Когда ум поглощен своими страданиями, надеждами и страхами, не остается места для свободы. Замкнутый в себе процесс мысли лишь еще больше калечит ум, поэтому порочный круг продолжается. Чрезмерная озабоченность делает ум тривиальным, ограниченным, неглубоким. Ум, поглощенный мыслями, это не свободный ум, а постоянная мысль о свободе лишь питает его ограниченность. Ум остается ограниченным, когда он наполнен мыслями о Боге, о государстве, о добродетели или о собственном теле. Ваши мысли и беспокойство о теле мешают вам адаптироваться к настоящему, приобрести необходимые силы и подвижность, как бы они ни были ограничены. "Я" с его заботами порождает собственные страдания и проблемы, которые воздействуют на тело; а постоянные мысли о физических недугах создают для тела еще большие затруднения. Это не означает, что надо пренебрегать здоровьем, но чрезмерная забота о здоровье, подобно поглощенности ума идеями или поисками истины, лишь укрепляет ум в его ограниченности. Существует большая разница между умом, погруженным в идеи, и активным умом. Активный ум безмолвен, бдителен, он не производит выбора.

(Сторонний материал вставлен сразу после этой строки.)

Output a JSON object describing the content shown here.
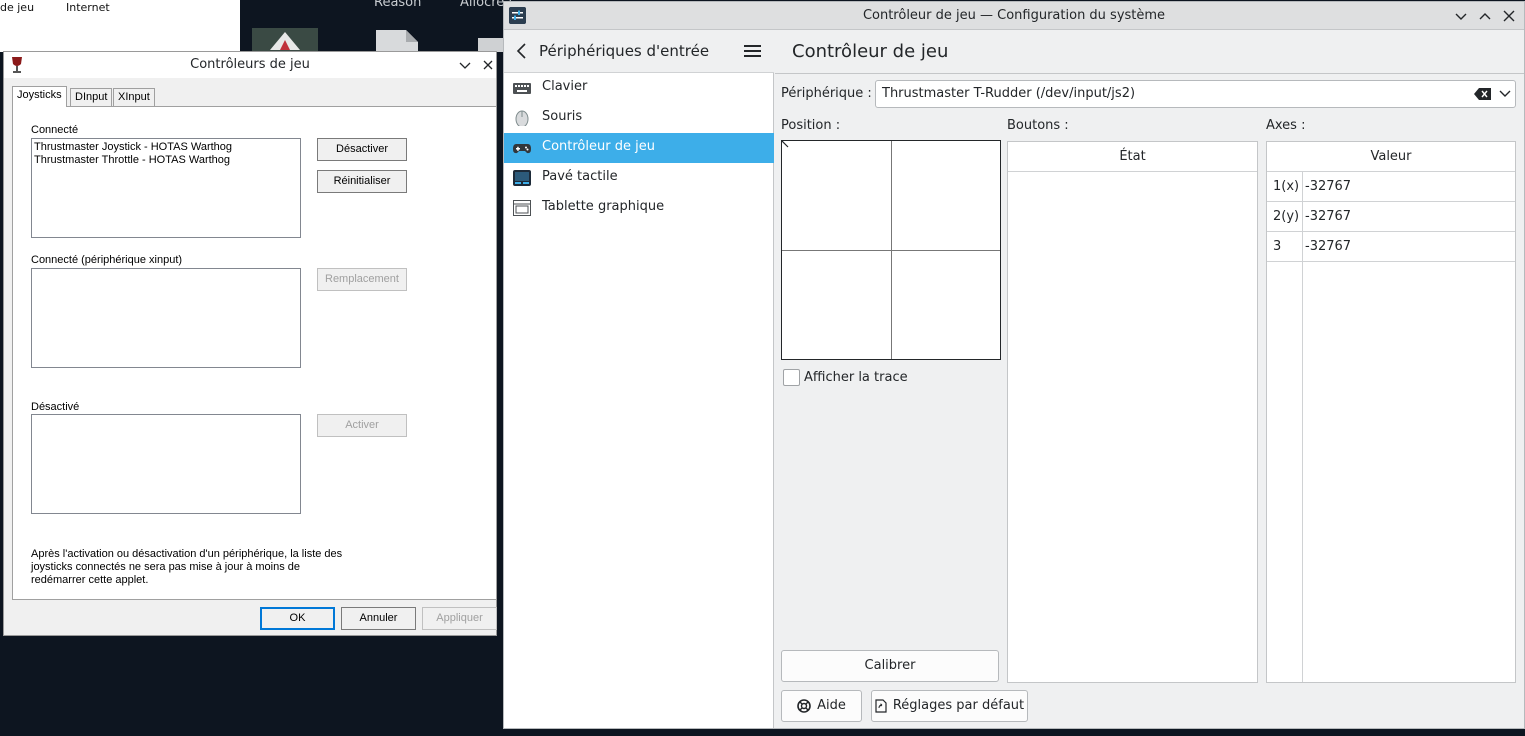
{
  "background": {
    "file_window": {
      "col1": "de jeu",
      "col2": "Internet"
    },
    "desktop_labels": [
      "Reason",
      "Allocrea"
    ]
  },
  "wine_dialog": {
    "title": "Contrôleurs de jeu",
    "tabs": [
      "Joysticks",
      "DInput",
      "XInput"
    ],
    "connected_label": "Connecté",
    "connected_items": [
      "Thrustmaster Joystick - HOTAS Warthog",
      "Thrustmaster Throttle - HOTAS Warthog"
    ],
    "disable_label": "Désactiver",
    "reset_label": "Réinitialiser",
    "xinput_label": "Connecté (périphérique xinput)",
    "override_label": "Remplacement",
    "disabled_label": "Désactivé",
    "enable_label": "Activer",
    "note": "Après l'activation ou désactivation d'un périphérique, la liste des joysticks connectés ne sera pas mise à jour à moins de redémarrer cette applet.",
    "ok": "OK",
    "cancel": "Annuler",
    "apply": "Appliquer"
  },
  "kde": {
    "title": "Contrôleur de jeu — Configuration du système",
    "sidebar": {
      "header": "Périphériques d'entrée",
      "items": [
        {
          "label": "Clavier",
          "icon": "keyboard-icon"
        },
        {
          "label": "Souris",
          "icon": "mouse-icon"
        },
        {
          "label": "Contrôleur de jeu",
          "icon": "gamepad-icon",
          "active": true
        },
        {
          "label": "Pavé tactile",
          "icon": "touchpad-icon"
        },
        {
          "label": "Tablette graphique",
          "icon": "tablet-icon"
        }
      ]
    },
    "page_title": "Contrôleur de jeu",
    "device_label": "Périphérique :",
    "device_value": "Thrustmaster T-Rudder (/dev/input/js2)",
    "position_label": "Position :",
    "buttons_label": "Boutons :",
    "axes_label": "Axes :",
    "buttons_header": "État",
    "axes_header": "Valeur",
    "axes": [
      {
        "id": "1(x)",
        "value": "-32767"
      },
      {
        "id": "2(y)",
        "value": "-32767"
      },
      {
        "id": "3",
        "value": "-32767"
      }
    ],
    "show_trace_label": "Afficher la trace",
    "calibrate_label": "Calibrer",
    "help_label": "Aide",
    "defaults_label": "Réglages par défaut"
  },
  "colors": {
    "accent": "#3daee9",
    "desktop": "#0d1520"
  }
}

"Моему сознанию принять все это довольно трудно, но, возможно, мой подсознательный ум воспримет то, что вы говорите; по крайней мере, я надеюсь на это.
Мне хотелось бы задать еще один вопрос. Понимаете ли, сэр, у меня бывают моменты, когда мой ум безмолвен, но эти моменты очень редки. Я размышлял о проблемах медитации и читал некоторые беседы, в которых вы об этом говорите; но в течение долгого времени тело занимало главное место. Теперь, когда я более или менее приучил себя к своему физическому состоянию, я чувствую, что очень важно развивать состояние тишины. Как лучше поступать в данном случае?"
Можно ли культивировать состояние тишины, систематически его поддерживать и укреплять? И кто его культивирует? Отличается ли он от всей целостности вашего бытия? Существует ли тишина, спокойный ум, когда одно желание доминирует над всеми другими или когда оно с ними борется? Существует ли тишина, когда ум дисциплинирован, приспособлен к определенному образцу, подвергается контролю? Не предполагает ли все это цензора, так называемое высшее "Я", которое контролирует, судит, выбирает. А есть ли такая сущность? Если она существует, то не является ли она сама продуктом мысли? Мысль, разделяющая себя на высшее и низшее, на постоянное и преходящее, есть все еще следствие прошлого, традиции, времени. В подобном разделении лежит ее собственная безопасность. Ваша мысль или желание в данный момент ищет безопасности в безмолвии; вот почему она спрашивает о методе или системе, которые предложат ей то, что она хочет. Вместо обыденных вещей она ищет теперь блаженства безмолвия, а поэтому продолжает конфликт между тем, что есть, и тем, что должно быть. Не существует безмолвия там, где есть конфликт, подавление, сопротивление.
"Разве мы не должны стремиться к безмолвию?"
Не может быть никакого безмолвия до тех пор, пока существует тот, кто его ищет. Безмолвие спокойного ума есть только тогда, когда нет ищущего, когда нет никакого желания. Поставьте перед собой такой вопрос, не отвечая на него: может ли все ваше существо полностью быть безмолвным? Может ли ваш ум в целом, сознательный, как и подсознательный, быть спокоен?